Chat rooms have been around for decades now, fulfilling all types of purposes. The first online chat service was in 1980 (at least, according to Wikipedia) and they’ve developed significantly since then. However, with the rise in social media that encompass private and/or public group chat, these dedicated services have became somewhat less necessary. With Nurph, the bridge between social networks and dedicated chat rooms has been built.
Nurph takes a Twitter account and build a chat room onto the side. The idea is that Twitter users can create adhoc chat rooms for their followers to discuss matters in real time, while still maintaining their Twitter branding and profile information.

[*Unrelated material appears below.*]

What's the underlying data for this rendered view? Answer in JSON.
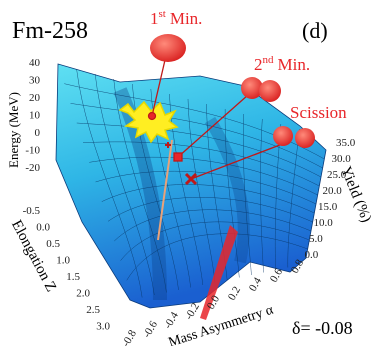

Nurph doesn’t require you to sign up and create a profile, instead opting to just use Twitter information to setup a new channel. By simply heading to Nurph’s website, you’re presented by a large text field in which you can type in a topic to start chatting about.
Unfortunately, this wasn’t what I expected. I was expecting to just type any topic in and have it work with hashtags, but it’s instead focused much more on users. If you go ahead and type in webappstorm, you’ll be presented with the chat room for the Web.AppStorm Twitter account. However, should you type in a hashtag, it simply won’t work.
When you do get your Twitter channel setup, you can start chatting. Nurph will even tweet you to tell you your channel is live and share a link that you can retweet to your followers. Once you’ve got your link and start chatting, everything’s setup and working, allowing you to commence discussion.
Nurph has a very simple interface, somewhat like the older Twitter designs. The top bar has only two functions, allowing you to sign in/out of your Twitter account (since no Nurph-specific account is required) and to type in a new channel to visit.
Below that is your chat room, split into three columns. The first is very Twitter-oriented, showing your profile picture and a stream of your tweets pulled in from the social network. The second holds your actual public chat room, organised by time, listing all the updates posted to it. The final column pulls in your Twitter profile description and a list of who’s in the current chat room.
Additionally, the background of the chat room will be the associated user’s Twitter background. This is a great bonus as you won’t need to specifically brand your chat room to be united with your other web properties.
Nurph is a surprisingly simple and straightforward application that’s connection to Twitter is great. The chat room itself works just as you’d expect and is little different to most other basic services.
Each of your messages in the chat room is just text, although links will be parsed and @replies will be linked to their respective Twitter account. That means there aren’t any inline images or videos, not even any smilies, which is a disappointment. Nurph is positioned like a superior alternative to group chat on Twitter so I feel like it should at least feature inline media as the social network does.
I mentioned before that Nurph chat rooms are based on Twitter accounts, but not hashtags. However, Nurph does still work with hashtags by publishing your chat room posts to Twitter, attached to a hashtag of the chat room’s name. This is nice since it allows you to keep the conversation available from within Twitter, but there are faults. I’d like to be able to choose a custom hashtag to attach tweets sent from my channel with and also to select which ones I wish to be sent out from Twitter and which ones I’d prefer to keep in Nurph. The latter feature especially is a significant omission.
Although it does have it’s faults, Nurph is a good app. It’s simple and straightforward, both in it’s functionality and interface. There’s much to praise about it, especially it’s connection to Twitter which allows it to be easily united with your virtual identity (through the branding elements like your profile image and background). The concept is great, but I can’t honestly see myself using it in the future.
The biggest flaw I see is that each chat channel is based on a twitter account, and not a hashtag. For example, if I were wanting to collect some feedback on a redesign, I could see myself using the service to create an ad hoc channel for a hashtag like #mysiteredesign since it can easily be disposed of later. However, I don’t feel like having a single chat room associated with a twitter account really fits anything I need.
Nonetheless, the service does what you’d expect in a simple, straightforward way, which is commendable. I simply can’t see if fitting a purpose myself, but it might do for you.